After a series of recorded phone calls, with Hastert’s cooperation, the investigators concluded that there was no extortion but that Hastert was actually carrying out an agreed-to settlement for real abuse.

Even when Hastert told Individual A, as investigators listened in, that he needed more time to come up with more money, Individual A “did not make any threats” and even “expressed understanding,” the prosecutors said. At another point, Individual A seemed agreeable, even empathetic, suggesting that they settle on smaller amounts and keep the payments as a “private, personal matter.” Individual A even pushed Hastert to tell his wife about the payment agreement and suggested that an outside lawyer or confidant might be called in.

Of the abuse of Individual A, prosecutors said there was “no ambiguity.”

Prosecutors said the motel incident had happened during a trip to a wrestling camp, in which several other boys shared a room but where Individual A and Hastert spent the night together. Individual A told prosecutors he did not know why Hastert had singled him out.

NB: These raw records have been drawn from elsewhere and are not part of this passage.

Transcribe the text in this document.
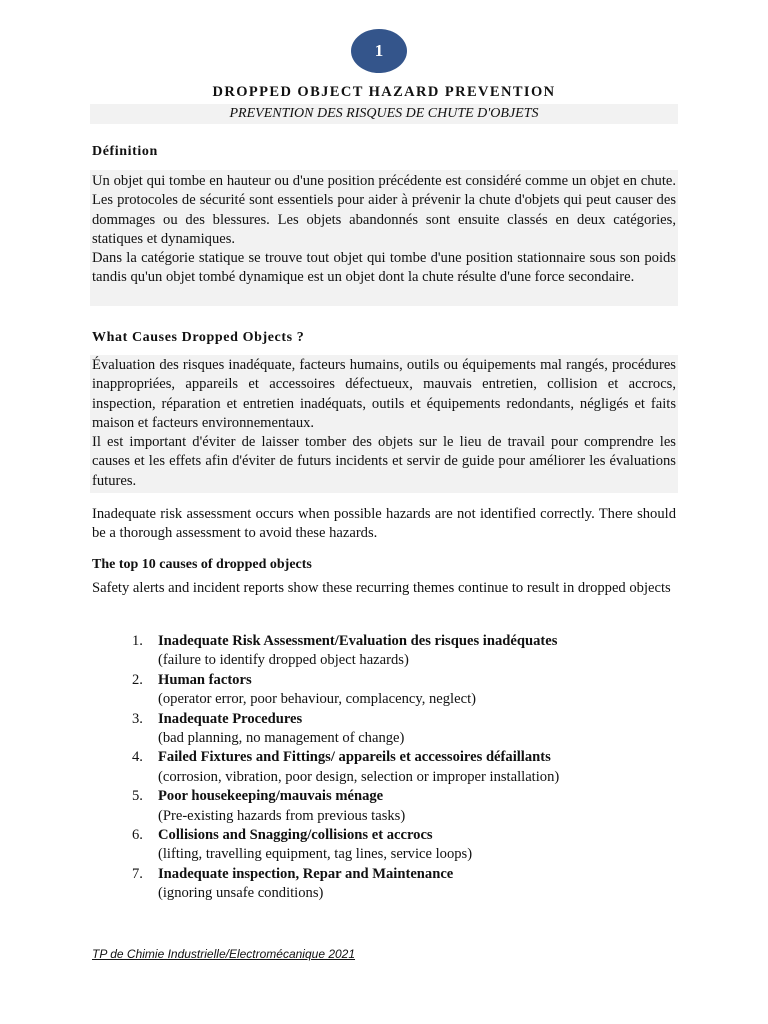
1
DROPPED OBJECT HAZARD PREVENTION
PREVENTION DES RISQUES DE CHUTE D'OBJETS
Définition

Un objet qui tombe en hauteur ou d'une position précédente est considéré comme un objet en chute. Les protocoles de sécurité sont essentiels pour aider à prévenir la chute d'objets qui peut causer des dommages ou des blessures. Les objets abandonnés sont ensuite classés en deux catégories, statiques et dynamiques.

Dans la catégorie statique se trouve tout objet qui tombe d'une position stationnaire sous son poids tandis qu'un objet tombé dynamique est un objet dont la chute résulte d'une force secondaire.

What Causes Dropped Objects ?

Évaluation des risques inadéquate, facteurs humains, outils ou équipements mal rangés, procédures inappropriées, appareils et accessoires défectueux, mauvais entretien, collision et accrocs, inspection, réparation et entretien inadéquats, outils et équipements redondants, négligés et faits maison et facteurs environnementaux.

Il est important d'éviter de laisser tomber des objets sur le lieu de travail pour comprendre les causes et les effets afin d'éviter de futurs incidents et servir de guide pour améliorer les évaluations futures.

Inadequate risk assessment occurs when possible hazards are not identified correctly. There should be a thorough assessment to avoid these hazards.
The top 10 causes of dropped objects
Safety alerts and incident reports show these recurring themes continue to result in dropped objects
1. Inadequate Risk Assessment/Evaluation des risques inadéquates
(failure to identify dropped object hazards)
2. Human factors
(operator error, poor behaviour, complacency, neglect)
3. Inadequate Procedures
(bad planning, no management of change)
4. Failed Fixtures and Fittings/ appareils et accessoires défaillants
(corrosion, vibration, poor design, selection or improper installation)
5. Poor housekeeping/mauvais ménage
(Pre-existing hazards from previous tasks)
6. Collisions and Snagging/collisions et accrocs
(lifting, travelling equipment, tag lines, service loops)
7. Inadequate inspection, Repar and Maintenance
(ignoring unsafe conditions)
TP de Chimie Industrielle/Electromécanique 2021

The court filing says Hastert had the boy strip naked and lay on a bed under the guise of treating a groin pull, but it “became clear to Individual A that defendant was not touching him in a therapeutic manner to address a wrestling injury but was touching him in an inappropriate sexual way.” The boy then ran across the room, confused and embarrassed, before Hastert asked him to get onto Hastert’s back and to give the coach a massage. “Defendant lay on the bed in only his underwear, and Individual A gave him a back massage,” the prosecutors said. “They then went to sleep in the same bed.”

When Hastert was charged last year, the accusations rattled the town of Yorkville, Illinois, about an hour west of Chicago. Hastert, a Republican who served as House speaker from 1999 to 2007, was regarded as a hero by many in Yorkville, where he had taught high school. But prosecutors said Hastert’s life had been “marred by stunning hypocrisy.”

“He made them feel alone, ashamed, guilty and devoid of dignity,” the court filing said. “While defendant achieved great success, reaping all the benefits that went with it, these boys struggled, and all are still struggling now with what defendant did to them.”

In the court filing, prosecutors said they believed Hastert should face as much as six months in prison, as suggested under federal guidelines.

Prosecutors took note of Hastert’s poor health but said that Hastert could continue getting medical care in prison if needed.

Steven A. Block, an assistant U.S. attorney, said that Hastert’s sentencing judge should “balance the positive nature of defendant’s public service with the need to avoid a public perception that the powerful are treated differently than ordinary citizens when facing sentencing for a serious crime.”